She died in a Miami hospital, said Lorena Oriani, a spokeswoman for her record label, EMI Latin.
She was born in New Jersey to Colombian parents in 1969 and was found to have breast cancer in 2000.
Her greatest hits were "Solo Por Ti" and "Casi," both released in 2003 on the album "Soraya." She was well known for integrating cumbia and flamenco music with her own style of pop-rock.
Soraya recorded in English and Spanish, and was one of the first in a wave of bilingual artists to achieve crossover success in the late '90s. In 1996 she had singles on both the Adult Contemporary and Latin Pop charts. During that phase of her career she opened for artists including Sting, Natalie Merchant, Michael Bolton and Zucchero.

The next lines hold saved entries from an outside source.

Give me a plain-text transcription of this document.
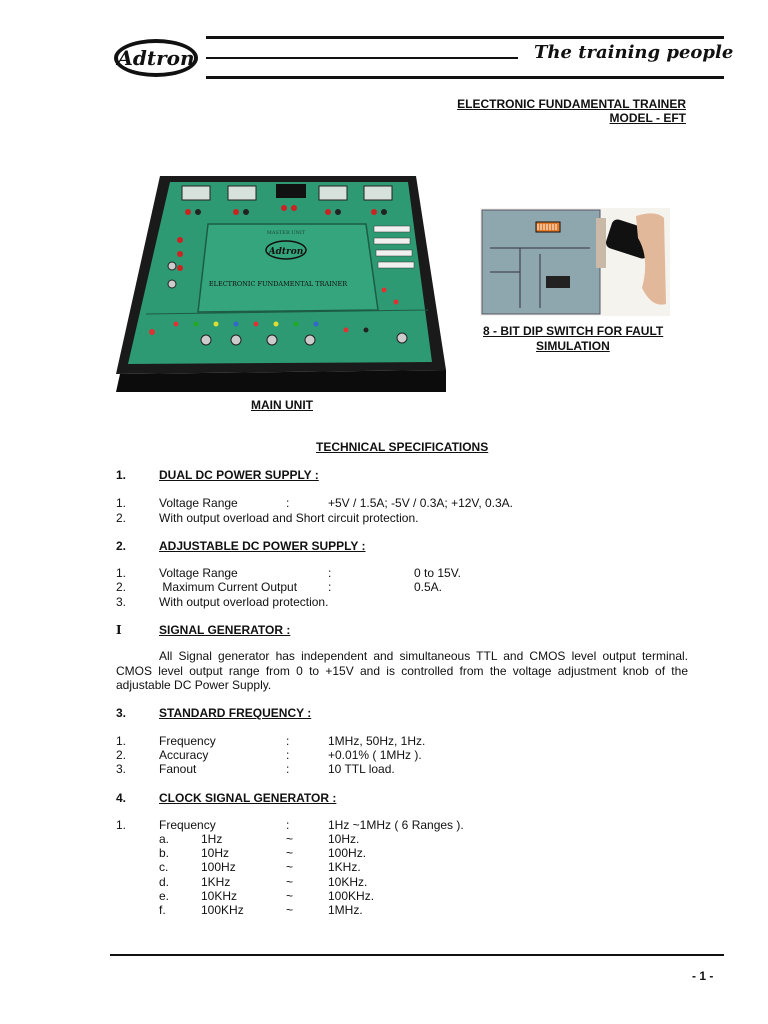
Adtron	The training people
ELECTRONIC FUNDAMENTAL TRAINER
MODEL - EFT
MASTER UNIT
Adtron
ELECTRONIC FUNDAMENTAL TRAINER
8 - BIT DIP SWITCH FOR FAULT
SIMULATION
MAIN UNIT
TECHNICAL SPECIFICATIONS
1.	DUAL DC POWER SUPPLY :
1.	Voltage Range	:	+5V / 1.5A; -5V / 0.3A; +12V, 0.3A.
2.	With output overload and Short circuit protection.
2.	ADJUSTABLE DC POWER SUPPLY :
1.	Voltage Range	:	0 to 15V.
2.	Maximum Current Output	:	0.5A.
3.	With output overload protection.
I	SIGNAL GENERATOR :
All Signal generator has independent and simultaneous TTL and CMOS level output terminal. CMOS level output range from 0 to +15V and is controlled from the voltage adjustment knob of the adjustable DC Power Supply.
3.	STANDARD FREQUENCY :
1.	Frequency	:	1MHz, 50Hz, 1Hz.
2.	Accuracy	:	+0.01% ( 1MHz ).
3.	Fanout	:	10 TTL load.
4.	CLOCK SIGNAL GENERATOR :
1.	Frequency	:	1Hz ~1MHz ( 6 Ranges ).
a.	1Hz	~	10Hz.
b.	10Hz	~	100Hz.
c.	100Hz	~	1KHz.
d.	1KHz	~	10KHz.
e.	10KHz	~	100KHz.
f.	100KHz	~	1MHz.
- 1 -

Besides her Latin Grammy in 2004, she won a Billboard Latin Music Spirit of Hope award that year. In 2005 she was nominated for a Latin Grammy for female pop vocal album for "El Otro Lado De Mi."
In a letter posted on her Web site Tuesday in Spanish, she wrote to her fans about her battle with cancer. She said she was sure her life was ending.
"I have not lost this battle, because I know the fight was not in vain," she said. "Instead, it will help end a larger battle, which is early detection to prevent this terrible disease."
Soraya's mother, grandmother and an aunt died of breast cancer, which encouraged her to inform Hispanic women about the disease. She joined the Susan G. Komen Breast Cancer Foundation and traveled all over Latin America to inform women about early breast cancer detection.
Soraya recorded "Por Ser Quien Soy" ("For Being Who I Am"), a song that reflects her experience with the disease.